Coleridge-Taylor: Nonet in F minor, Op. 2
Coleridge-Taylor: Piano Trio in E Minor
Coleridge-Taylor: Piano Quintet in G minor Op. 1 (1893)
Samuel Coleridge-Taylor is best known for his cantata Hiawathas Wedding Feast, which brought him international success as well as propelling his career at home in the UK success which was remarkable in stuffy late-Victorian England because of his mixed race and humble origins. Born out of wedlock to Daniel Taylor, a medical student from Sierra Leone, and Alice Holmans, Samuel was brought up by his mother and step-father, George Evans, a railway worker, in Croydon, south London. The three pieces recorded here were all composed during his time as a student at the Royal College of Music. They were destined to remain unpublished during his lifetime, and indeed for some ninety years following his untimely death from pneumonia at the age of only thirty-seven. Performing editions were eventually prepared from the surviving manuscripts which had remained in the RCMs archive in the early 2000s, offering modern performers and audiences the chance for the first time to savour exactly how precocious the creative talents of the teenage Coleridge-Taylor had been. The Kaleidoscope Chamber Collective has consulted the manuscripts and corrected numerous inaccuracies in these editions. Described by The Arts Desk as a sparky, shape-shifting ensemble of starry young musicians, the Collective has been thrilling audiences with its charismatic programming and outstanding musicianship.

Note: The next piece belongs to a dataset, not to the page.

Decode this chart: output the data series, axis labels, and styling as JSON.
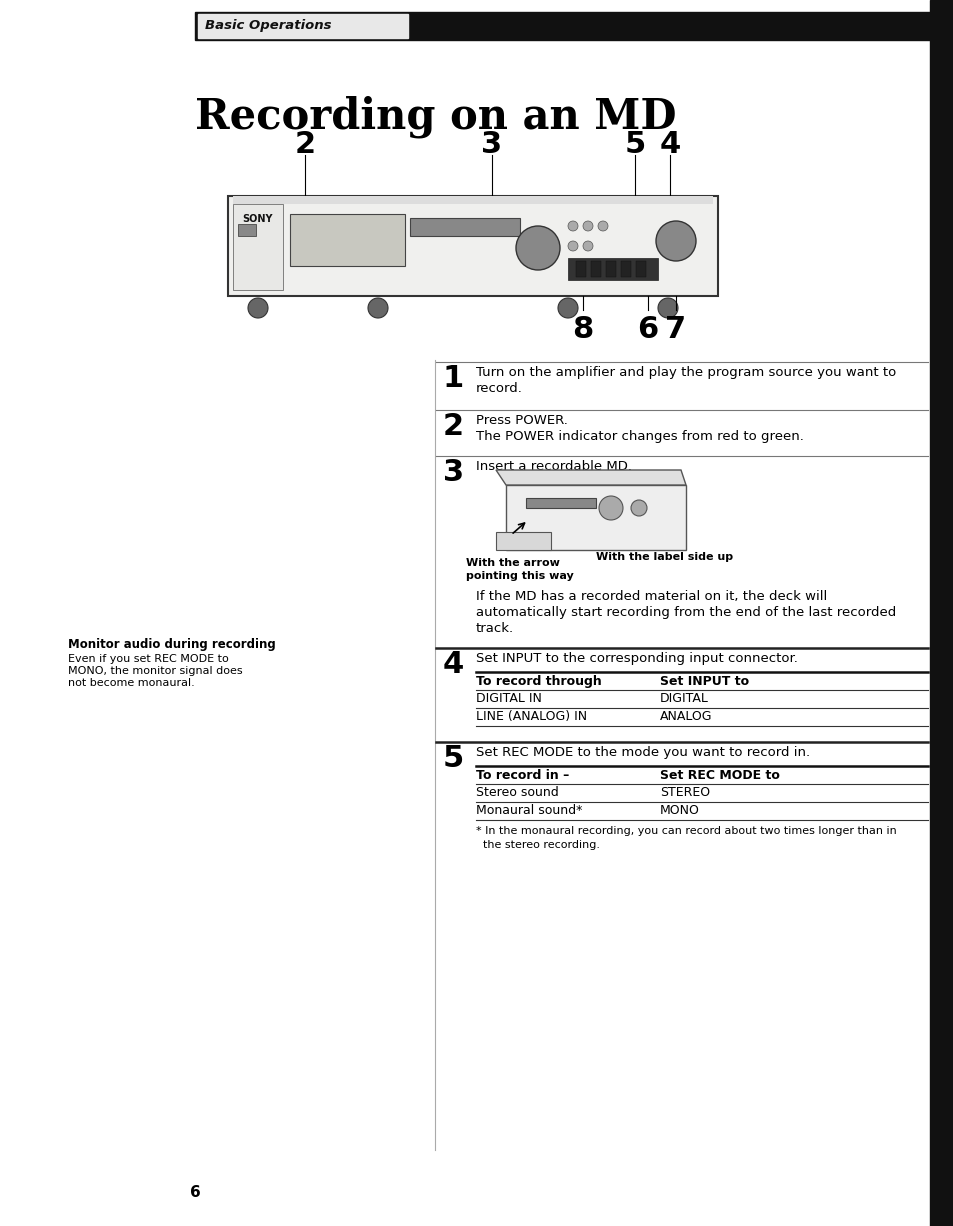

"All of them are promising rather than full-blown masterpieces (Coleridge-Taylor acknowledged the Nonet’s status in his progress by subtitling it ‘Gradus ad Parnassum’); yet they are substantial, serious and beautifully written...The music’s youthful joie de vivre is matched by the Kaleidoscope Chamber Collective’s warmth, enthusiasm and finesse." - BBC Music Magazine, August 2022.